La part de l'autre par Eric-Emmanuel Schmitt



Extrait :


"Il est là.  Il fait face à la foule.  Ce ne sont encore que les préliminaires.
La foule est une femme; la femme est longue à venir, Hitler est un grand amant parce qu'il est encore plus lent qu'elle.  Dès le départ, il livre des arguments, des idées, mais il donne peu.  Il traîne.  Il retient.  Il veut créer l'envie dans la foule.  Il veut qu'elle s'ouvre.  Il garde ses assauts pour plus tard.  Par contre, lorsqu'il s'échauffera, il sera fort, bandant, inépuisable.
En amour, on appelle ça un étalon; en politique, un démagogue.  Le secret de la réussite, c'est de ne penser qu'à la jouissance de l'autre.

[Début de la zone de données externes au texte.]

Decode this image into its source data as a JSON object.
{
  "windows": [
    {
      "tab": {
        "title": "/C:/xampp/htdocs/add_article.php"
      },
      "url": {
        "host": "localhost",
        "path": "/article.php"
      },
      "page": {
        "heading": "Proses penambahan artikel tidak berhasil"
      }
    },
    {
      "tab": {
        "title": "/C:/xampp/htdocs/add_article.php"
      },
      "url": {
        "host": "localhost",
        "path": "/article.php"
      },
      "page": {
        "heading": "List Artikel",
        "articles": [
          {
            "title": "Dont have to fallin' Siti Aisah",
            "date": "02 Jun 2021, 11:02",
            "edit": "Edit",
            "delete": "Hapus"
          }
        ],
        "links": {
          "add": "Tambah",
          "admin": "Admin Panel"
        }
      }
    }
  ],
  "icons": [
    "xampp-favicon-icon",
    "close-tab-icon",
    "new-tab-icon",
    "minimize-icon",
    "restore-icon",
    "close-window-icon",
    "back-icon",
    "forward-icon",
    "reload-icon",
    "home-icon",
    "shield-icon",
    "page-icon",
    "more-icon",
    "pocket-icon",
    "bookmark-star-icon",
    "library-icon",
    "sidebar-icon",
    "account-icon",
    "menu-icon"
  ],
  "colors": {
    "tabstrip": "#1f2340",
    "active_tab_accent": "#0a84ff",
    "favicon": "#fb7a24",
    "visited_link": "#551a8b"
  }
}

Hitler commence à faire frémir la foule.  Elle applaudit.  Elle veut participer.  Il l'attise, la laisse faire, la retient, plaque sa bouche sur la sienne pour l'empêcher de crier.  Il va et vient, il se retire, il enlève son baillon : elle exulte.

Il redonne l'assaut.  Elle s'étonne.  Quoi ?  Déjà ?

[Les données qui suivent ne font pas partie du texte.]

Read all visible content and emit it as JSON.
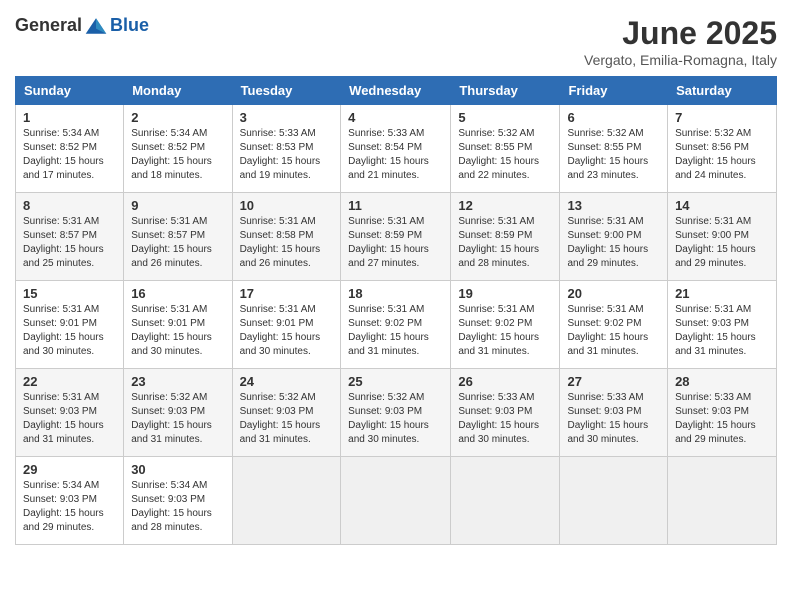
{
  "header": {
    "logo_general": "General",
    "logo_blue": "Blue",
    "month_title": "June 2025",
    "location": "Vergato, Emilia-Romagna, Italy"
  },
  "weekdays": [
    "Sunday",
    "Monday",
    "Tuesday",
    "Wednesday",
    "Thursday",
    "Friday",
    "Saturday"
  ],
  "weeks": [
    [
      {
        "day": "1",
        "info": "Sunrise: 5:34 AM\nSunset: 8:52 PM\nDaylight: 15 hours\nand 17 minutes."
      },
      {
        "day": "2",
        "info": "Sunrise: 5:34 AM\nSunset: 8:52 PM\nDaylight: 15 hours\nand 18 minutes."
      },
      {
        "day": "3",
        "info": "Sunrise: 5:33 AM\nSunset: 8:53 PM\nDaylight: 15 hours\nand 19 minutes."
      },
      {
        "day": "4",
        "info": "Sunrise: 5:33 AM\nSunset: 8:54 PM\nDaylight: 15 hours\nand 21 minutes."
      },
      {
        "day": "5",
        "info": "Sunrise: 5:32 AM\nSunset: 8:55 PM\nDaylight: 15 hours\nand 22 minutes."
      },
      {
        "day": "6",
        "info": "Sunrise: 5:32 AM\nSunset: 8:55 PM\nDaylight: 15 hours\nand 23 minutes."
      },
      {
        "day": "7",
        "info": "Sunrise: 5:32 AM\nSunset: 8:56 PM\nDaylight: 15 hours\nand 24 minutes."
      }
    ],
    [
      {
        "day": "8",
        "info": "Sunrise: 5:31 AM\nSunset: 8:57 PM\nDaylight: 15 hours\nand 25 minutes."
      },
      {
        "day": "9",
        "info": "Sunrise: 5:31 AM\nSunset: 8:57 PM\nDaylight: 15 hours\nand 26 minutes."
      },
      {
        "day": "10",
        "info": "Sunrise: 5:31 AM\nSunset: 8:58 PM\nDaylight: 15 hours\nand 26 minutes."
      },
      {
        "day": "11",
        "info": "Sunrise: 5:31 AM\nSunset: 8:59 PM\nDaylight: 15 hours\nand 27 minutes."
      },
      {
        "day": "12",
        "info": "Sunrise: 5:31 AM\nSunset: 8:59 PM\nDaylight: 15 hours\nand 28 minutes."
      },
      {
        "day": "13",
        "info": "Sunrise: 5:31 AM\nSunset: 9:00 PM\nDaylight: 15 hours\nand 29 minutes."
      },
      {
        "day": "14",
        "info": "Sunrise: 5:31 AM\nSunset: 9:00 PM\nDaylight: 15 hours\nand 29 minutes."
      }
    ],
    [
      {
        "day": "15",
        "info": "Sunrise: 5:31 AM\nSunset: 9:01 PM\nDaylight: 15 hours\nand 30 minutes."
      },
      {
        "day": "16",
        "info": "Sunrise: 5:31 AM\nSunset: 9:01 PM\nDaylight: 15 hours\nand 30 minutes."
      },
      {
        "day": "17",
        "info": "Sunrise: 5:31 AM\nSunset: 9:01 PM\nDaylight: 15 hours\nand 30 minutes."
      },
      {
        "day": "18",
        "info": "Sunrise: 5:31 AM\nSunset: 9:02 PM\nDaylight: 15 hours\nand 31 minutes."
      },
      {
        "day": "19",
        "info": "Sunrise: 5:31 AM\nSunset: 9:02 PM\nDaylight: 15 hours\nand 31 minutes."
      },
      {
        "day": "20",
        "info": "Sunrise: 5:31 AM\nSunset: 9:02 PM\nDaylight: 15 hours\nand 31 minutes."
      },
      {
        "day": "21",
        "info": "Sunrise: 5:31 AM\nSunset: 9:03 PM\nDaylight: 15 hours\nand 31 minutes."
      }
    ],
    [
      {
        "day": "22",
        "info": "Sunrise: 5:31 AM\nSunset: 9:03 PM\nDaylight: 15 hours\nand 31 minutes."
      },
      {
        "day": "23",
        "info": "Sunrise: 5:32 AM\nSunset: 9:03 PM\nDaylight: 15 hours\nand 31 minutes."
      },
      {
        "day": "24",
        "info": "Sunrise: 5:32 AM\nSunset: 9:03 PM\nDaylight: 15 hours\nand 31 minutes."
      },
      {
        "day": "25",
        "info": "Sunrise: 5:32 AM\nSunset: 9:03 PM\nDaylight: 15 hours\nand 30 minutes."
      },
      {
        "day": "26",
        "info": "Sunrise: 5:33 AM\nSunset: 9:03 PM\nDaylight: 15 hours\nand 30 minutes."
      },
      {
        "day": "27",
        "info": "Sunrise: 5:33 AM\nSunset: 9:03 PM\nDaylight: 15 hours\nand 30 minutes."
      },
      {
        "day": "28",
        "info": "Sunrise: 5:33 AM\nSunset: 9:03 PM\nDaylight: 15 hours\nand 29 minutes."
      }
    ],
    [
      {
        "day": "29",
        "info": "Sunrise: 5:34 AM\nSunset: 9:03 PM\nDaylight: 15 hours\nand 29 minutes."
      },
      {
        "day": "30",
        "info": "Sunrise: 5:34 AM\nSunset: 9:03 PM\nDaylight: 15 hours\nand 28 minutes."
      },
      null,
      null,
      null,
      null,
      null
    ]
  ]
}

Il va.  Il insiste.  Elle suit.  Elle crie.  Il continue.

Elle gémit.  Il change de rythme.  Elle ronronne et se plaint à la fois.  Il accélère.  Le coeur s'emballe.  Elle jouit.

Il enchaîne immédiatement.  Non.  Elle n'en peut plus.  Elle est convaincue.  Elle a compris.  Personne n'est meilleur.  Si.  Il insiste et curieusement, elle repart avec lui.  Maintenant, sa volonté est vaincue, elle lui appartient, il est son maître, il fait d'elle ce qu'il veut.  Il est son présent, son avenir car il est déjà son meilleur souvenir.

Elle jouit encore, et encore, et encore.

Maintenant, elle ne distingue même plus les pics de l'orgasme, elle n'est plus qu'abandon.  Elle hurle continuellement.

Et pendant qu'il la laboure, elle lui promet tout ce qu'il veut.  Oui.  Avec toi.  Plus sans toi.  Jamais.

Il se retire d'un coup et disparaît.

Elle a subitement mal.

Contre la douleur s'élèvent des musiques.  Pour se remettre la foule chante  Elle redescend dans le monde normal.

Oui, c'est promis.  Il reviendra.

Hitler c'est déjà réfugié dans sa voiture.  Ensuite il sautera dans un avion pour rejoindre une autre ville qui l'attend déjà.

Il fait jouir la foule mais lui n'a pas joui.

Il la méprise pour avoir joui si facilement sans que lui ai joui.

Et dans le mépris, il se sent supérieur.

Et dans ce mépris, il garde le pouvoir.

Et dans sa frustration, il trouvera la force de recommencer une heure plus tard."

Tu l'auras compris, toikimelis, ce livre m'a passionnée, fascinée, envoûtée, bousculée(*)...  Une fenêtre ouverte sur l'univers de tous les "possibles"...  un cheminement vers tant de questions...

Bref ....   Je ne peux que te le conseiller :)

(*)  Au secours, Calyste, je ne sais plus comment je dois "accorder" ces verbes...   Help !!!

6 commentaires:

  1. ée

    hihihi

    tu vois que je te laisse pas choir !

    Sinon, ce livre, euh comment dire...me fout les boules. Rien que dans cet extrait j'y sens une fascination qui ne me plaît guère (euphémisme). Mais sans doute est-ce trop vite juger...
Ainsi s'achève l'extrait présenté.